A few years ago, when I was still a classics lecturer, I started to notice a disturbing trend. Scholars were being denounced on Twitter (RIP) for wrongthink. Scholarly associations put out asinine statements uncritically aligning themselves with the latest political trends. Papers were retracted, books withdrawn from publication, and visiting speakers deplatformed.
As a young, idealistic academic, I saw an opportunity to clarify values that I assumed most academics held sacred – values such as rationality, civility, and an emphasis on evidence. In 2015 Heterodox Academy, a worldwide association of academics, was founded to defend those same ideals. A couple of years later, I became the coordinator for its classics chapter.
My experience was sobering. Professors wrote me emails saying they supported what I was doing but asking me not to put their name on anything. Others agreed to endorse open letters defending under-fire colleagues – but only anonymously. Inevitably, the group eventually ran out of steam.
I wasn’t the only academic who took up the banner of ‘heterodoxy’ in those years. Dozens of academics spoke up about their experiences. Meticulous studies were conducted showing that English-speaking universities really did have problems to do with free speech and viewpoint diversity. Through it all, we reformers stressed to colleagues that if we didn’t put our own house in order, sooner or later, somebody else would.
Those years represented a window of opportunity – let’s call it the ‘heterodox hiatus’ – for universities to actively engage with efforts at reform. With a few honourable exceptions, most university leaders wasted that chance.
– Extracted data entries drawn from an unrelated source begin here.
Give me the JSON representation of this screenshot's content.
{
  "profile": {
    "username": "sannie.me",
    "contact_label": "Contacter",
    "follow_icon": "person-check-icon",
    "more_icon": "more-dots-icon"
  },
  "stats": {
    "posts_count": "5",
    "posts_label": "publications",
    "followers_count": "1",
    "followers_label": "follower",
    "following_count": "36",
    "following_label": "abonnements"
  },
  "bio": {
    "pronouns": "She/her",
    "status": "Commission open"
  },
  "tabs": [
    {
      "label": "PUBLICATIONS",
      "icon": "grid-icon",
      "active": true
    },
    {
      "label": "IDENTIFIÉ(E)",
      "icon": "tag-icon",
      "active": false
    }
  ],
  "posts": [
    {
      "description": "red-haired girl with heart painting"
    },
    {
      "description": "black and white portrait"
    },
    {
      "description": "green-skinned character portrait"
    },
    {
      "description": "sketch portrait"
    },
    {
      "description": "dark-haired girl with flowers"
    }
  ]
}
Academics who were only trying to help their institutions flourish were ostracised, smeared as ‘far-right,’ or even driven out of their jobs.
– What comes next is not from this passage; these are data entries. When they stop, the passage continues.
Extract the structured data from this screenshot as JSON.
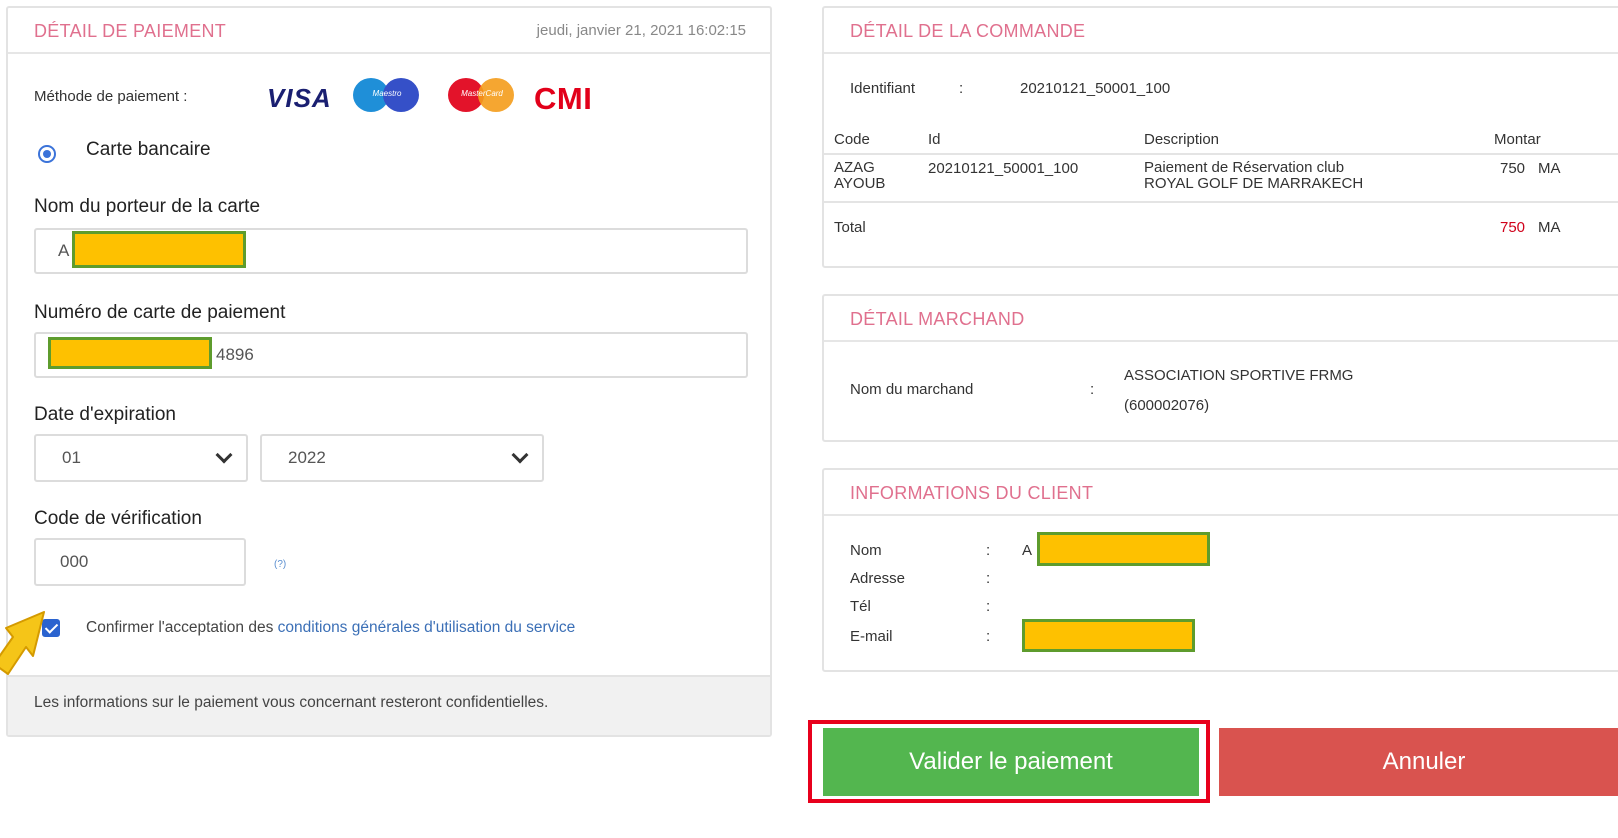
{
  "payment": {
    "title": "DÉTAIL DE PAIEMENT",
    "datetime": "jeudi, janvier 21, 2021 16:02:15",
    "method_label": "Méthode de paiement :",
    "logos": {
      "visa": "VISA",
      "maestro": "Maestro",
      "mastercard": "MasterCard",
      "cmi": "CMI"
    },
    "card_type": "Carte bancaire",
    "holder_label": "Nom du porteur de la carte",
    "holder_value": "A",
    "number_label": "Numéro de carte de paiement",
    "number_value": "4896",
    "expiry_label": "Date d'expiration",
    "expiry_month": "01",
    "expiry_year": "2022",
    "cvv_label": "Code de vérification",
    "cvv_value": "000",
    "cvv_help": "(?)",
    "terms_prefix": "Confirmer l'acceptation des",
    "terms_link": "conditions générales d'utilisation du service",
    "footer_note": "Les informations sur le paiement vous concernant resteront confidentielles."
  },
  "order": {
    "title": "DÉTAIL DE LA COMMANDE",
    "id_label": "Identifiant",
    "sep": ":",
    "id_value": "20210121_50001_100",
    "columns": {
      "code": "Code",
      "id": "Id",
      "description": "Description",
      "amount": "Montar"
    },
    "row": {
      "code_line1": "AZAG",
      "code_line2": "AYOUB",
      "id": "20210121_50001_100",
      "desc_line1": "Paiement de Réservation club",
      "desc_line2": "ROYAL GOLF DE MARRAKECH",
      "amount": "750",
      "currency": "MA"
    },
    "total_label": "Total",
    "total_amount": "750",
    "total_currency": "MA"
  },
  "merchant": {
    "title": "DÉTAIL MARCHAND",
    "name_label": "Nom du marchand",
    "sep": ":",
    "name_line1": "ASSOCIATION SPORTIVE FRMG",
    "name_line2": "(600002076)"
  },
  "client": {
    "title": "INFORMATIONS DU CLIENT",
    "sep": ":",
    "name_label": "Nom",
    "name_value": "A",
    "address_label": "Adresse",
    "phone_label": "Tél",
    "email_label": "E-mail"
  },
  "actions": {
    "validate": "Valider le paiement",
    "cancel": "Annuler"
  },
  "colors": {
    "accent_title": "#e0708e",
    "validate_bg": "#53b64f",
    "cancel_bg": "#d9534f",
    "mask": "#fec100",
    "highlight_frame": "#e8001c",
    "pointer_arrow": "#f5c518"
  }
}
That window of opportunity is now closing. In the US, President Trump has issued an immediate ban on DEI (diversity, equity, and inclusion) activities on federally-funded programmes – including at universities. Here in New Zealand, prestigious Marsden grants will no longer be awarded in the humanities and social sciences.
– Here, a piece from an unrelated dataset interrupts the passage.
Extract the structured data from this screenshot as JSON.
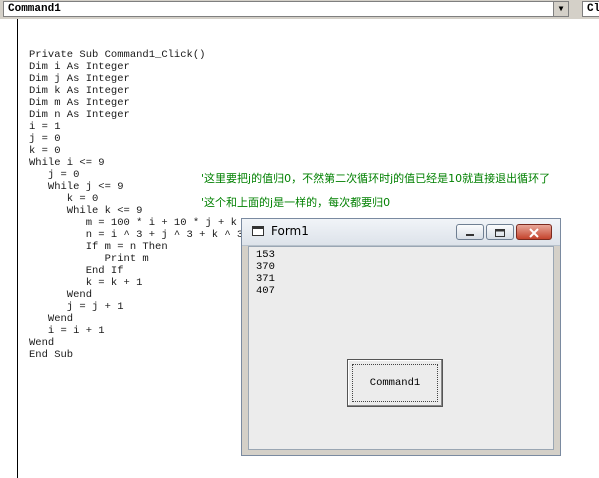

As a humanist, I deplore that decision. But considering the number of substandard and flagrantly partisan projects receiving thousands of dollars of taxpayers’ money, it was probably inevitable.
The backlash is now well and truly upon us. In some quarters (especially in the US) it will be excessive, threatening the very values (like academic freedom) it is meant to protect.
That too, I deplore. But the universities have to bear part of the blame.